API keys
The Formitto API authenticates with API keys. Pass your key as a Bearer
token on every request:
curl https://formitto.com/v1/forms \
-H "Authorization: Bearer fmt_live_xxxxxxxx"
Keys are prefixed fmt_live_ followed by 43 random characters. They’re issued
in the dashboard under Settings → API keys and shown in plaintext exactly
once — only a hash is stored, so Formitto can never show you the key again.
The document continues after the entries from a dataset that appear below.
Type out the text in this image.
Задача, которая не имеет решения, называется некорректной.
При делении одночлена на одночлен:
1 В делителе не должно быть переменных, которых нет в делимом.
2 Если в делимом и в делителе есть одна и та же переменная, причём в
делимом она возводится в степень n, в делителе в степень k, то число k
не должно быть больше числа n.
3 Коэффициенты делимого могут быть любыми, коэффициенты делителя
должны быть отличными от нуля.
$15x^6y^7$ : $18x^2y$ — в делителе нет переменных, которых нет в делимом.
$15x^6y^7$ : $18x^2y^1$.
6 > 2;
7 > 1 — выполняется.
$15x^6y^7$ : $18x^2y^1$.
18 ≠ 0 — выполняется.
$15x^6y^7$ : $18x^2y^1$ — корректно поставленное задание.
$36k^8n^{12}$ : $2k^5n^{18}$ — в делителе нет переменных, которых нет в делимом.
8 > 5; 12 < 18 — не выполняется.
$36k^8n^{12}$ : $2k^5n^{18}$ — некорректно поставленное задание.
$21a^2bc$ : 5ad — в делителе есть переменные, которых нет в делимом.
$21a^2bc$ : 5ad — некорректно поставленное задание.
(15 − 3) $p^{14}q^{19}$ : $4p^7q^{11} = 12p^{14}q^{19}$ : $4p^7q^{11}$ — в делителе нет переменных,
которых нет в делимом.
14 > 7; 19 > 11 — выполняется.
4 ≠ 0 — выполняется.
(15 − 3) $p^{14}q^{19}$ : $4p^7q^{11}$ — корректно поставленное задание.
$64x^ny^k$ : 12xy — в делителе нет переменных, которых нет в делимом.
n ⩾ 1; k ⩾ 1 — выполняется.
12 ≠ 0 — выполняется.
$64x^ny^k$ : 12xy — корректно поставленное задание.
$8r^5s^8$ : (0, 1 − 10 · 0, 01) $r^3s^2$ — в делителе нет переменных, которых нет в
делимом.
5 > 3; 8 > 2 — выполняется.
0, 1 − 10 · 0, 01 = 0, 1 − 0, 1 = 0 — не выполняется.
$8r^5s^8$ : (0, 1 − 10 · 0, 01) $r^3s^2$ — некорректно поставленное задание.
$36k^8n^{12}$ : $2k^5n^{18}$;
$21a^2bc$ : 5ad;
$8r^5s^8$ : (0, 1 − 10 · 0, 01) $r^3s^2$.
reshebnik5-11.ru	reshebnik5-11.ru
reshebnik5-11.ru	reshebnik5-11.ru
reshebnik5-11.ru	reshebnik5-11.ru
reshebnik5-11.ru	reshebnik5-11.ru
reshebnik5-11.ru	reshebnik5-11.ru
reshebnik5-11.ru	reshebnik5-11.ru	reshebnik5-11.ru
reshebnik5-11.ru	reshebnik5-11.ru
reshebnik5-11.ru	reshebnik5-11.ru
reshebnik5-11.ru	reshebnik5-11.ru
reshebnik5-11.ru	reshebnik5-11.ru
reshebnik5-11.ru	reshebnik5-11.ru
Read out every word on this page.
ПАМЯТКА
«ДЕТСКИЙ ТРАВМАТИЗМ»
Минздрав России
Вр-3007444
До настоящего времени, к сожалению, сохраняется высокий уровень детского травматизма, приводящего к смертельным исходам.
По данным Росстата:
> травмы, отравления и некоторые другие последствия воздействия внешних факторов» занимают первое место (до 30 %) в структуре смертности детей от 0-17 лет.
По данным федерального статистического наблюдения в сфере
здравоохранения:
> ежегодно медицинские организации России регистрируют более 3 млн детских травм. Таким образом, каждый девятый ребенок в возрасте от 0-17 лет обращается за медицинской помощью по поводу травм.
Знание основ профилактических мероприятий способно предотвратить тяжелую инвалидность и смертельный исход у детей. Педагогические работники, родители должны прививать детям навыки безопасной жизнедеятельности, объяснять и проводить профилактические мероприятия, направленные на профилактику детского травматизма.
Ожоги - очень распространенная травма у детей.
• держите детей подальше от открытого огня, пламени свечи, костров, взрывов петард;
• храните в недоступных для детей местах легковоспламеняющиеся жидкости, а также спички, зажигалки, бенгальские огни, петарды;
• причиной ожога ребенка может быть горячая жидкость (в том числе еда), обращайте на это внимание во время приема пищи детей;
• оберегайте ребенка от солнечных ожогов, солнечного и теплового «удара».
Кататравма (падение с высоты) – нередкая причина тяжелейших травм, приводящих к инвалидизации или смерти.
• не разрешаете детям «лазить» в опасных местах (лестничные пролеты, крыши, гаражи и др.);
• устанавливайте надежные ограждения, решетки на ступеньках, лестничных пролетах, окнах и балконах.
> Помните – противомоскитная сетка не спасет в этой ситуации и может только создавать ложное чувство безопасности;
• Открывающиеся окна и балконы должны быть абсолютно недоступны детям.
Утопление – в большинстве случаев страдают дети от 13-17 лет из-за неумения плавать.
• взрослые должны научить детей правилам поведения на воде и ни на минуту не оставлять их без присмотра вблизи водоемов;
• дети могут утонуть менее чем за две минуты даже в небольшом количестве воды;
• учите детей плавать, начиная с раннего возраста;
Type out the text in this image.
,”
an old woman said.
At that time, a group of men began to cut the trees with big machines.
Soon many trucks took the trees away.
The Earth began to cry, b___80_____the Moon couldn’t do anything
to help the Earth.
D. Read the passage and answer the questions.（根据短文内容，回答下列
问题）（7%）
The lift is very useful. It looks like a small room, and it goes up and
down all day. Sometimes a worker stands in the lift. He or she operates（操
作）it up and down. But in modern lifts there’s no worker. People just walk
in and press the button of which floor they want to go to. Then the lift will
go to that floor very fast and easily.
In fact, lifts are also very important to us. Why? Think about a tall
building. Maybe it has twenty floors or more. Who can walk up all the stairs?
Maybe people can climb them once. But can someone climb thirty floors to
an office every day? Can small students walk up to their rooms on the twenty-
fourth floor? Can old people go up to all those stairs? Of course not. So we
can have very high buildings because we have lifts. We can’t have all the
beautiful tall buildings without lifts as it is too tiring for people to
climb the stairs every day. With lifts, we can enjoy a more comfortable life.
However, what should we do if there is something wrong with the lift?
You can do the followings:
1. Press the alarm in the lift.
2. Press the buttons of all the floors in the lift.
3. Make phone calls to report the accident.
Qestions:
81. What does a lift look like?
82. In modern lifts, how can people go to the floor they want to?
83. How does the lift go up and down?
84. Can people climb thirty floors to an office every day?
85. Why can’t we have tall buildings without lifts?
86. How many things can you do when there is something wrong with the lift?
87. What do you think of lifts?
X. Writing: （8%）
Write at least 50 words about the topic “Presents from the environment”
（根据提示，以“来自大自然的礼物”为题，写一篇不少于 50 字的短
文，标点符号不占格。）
A key is scoped to the account that created it (your personal account or your
organization) and can only read or write that account’s data.
Scopes
Each key carries a set of scopes that gate which endpoints it can reach. New
keys default to read-only; grant write scopes explicitly when you create
the key.
| Scope | Grants |
|---|
read:forms | List + read forms |
write:forms | Create, update, archive forms |
read:submissions | List + read submissions |
write:submissions | Ingest submissions |
read:calendars | List + read calendar widgets |
read:bookings | List + read bookings |
read:ecommerce | List + read shop widgets |
read:orders | List + read orders |
A request to an endpoint your key isn’t scoped for returns HTTP 403 with
{ "error": "Insufficient scope", "code": "insufficient_scope", "required": "<scope>" }.
Errors
Authentication failures return HTTP 401 with a consistent shape:
{ "error": "Unauthorized", "code": "invalid_api_key" }
You’ll get this when the key is missing, malformed, revoked, or expired.
Rotation & security
Treat API keys like passwords. Never commit them to git, embed them in
client-side code, or paste them into shared docs.
- Store keys in environment variables or a secrets manager — never in
source control.
- Rotate periodically (quarterly is a reasonable cadence). Create the new
key, deploy it, then revoke the old one — there’s no downtime because both
work until you revoke.
- Revoke immediately if a key is exposed. Revocation is instant: in the
dashboard, click Revoke on the key. Any integration using it stops
working at once.
- Use separate keys per integration so you can revoke one without
disrupting the others, and so usage is attributable.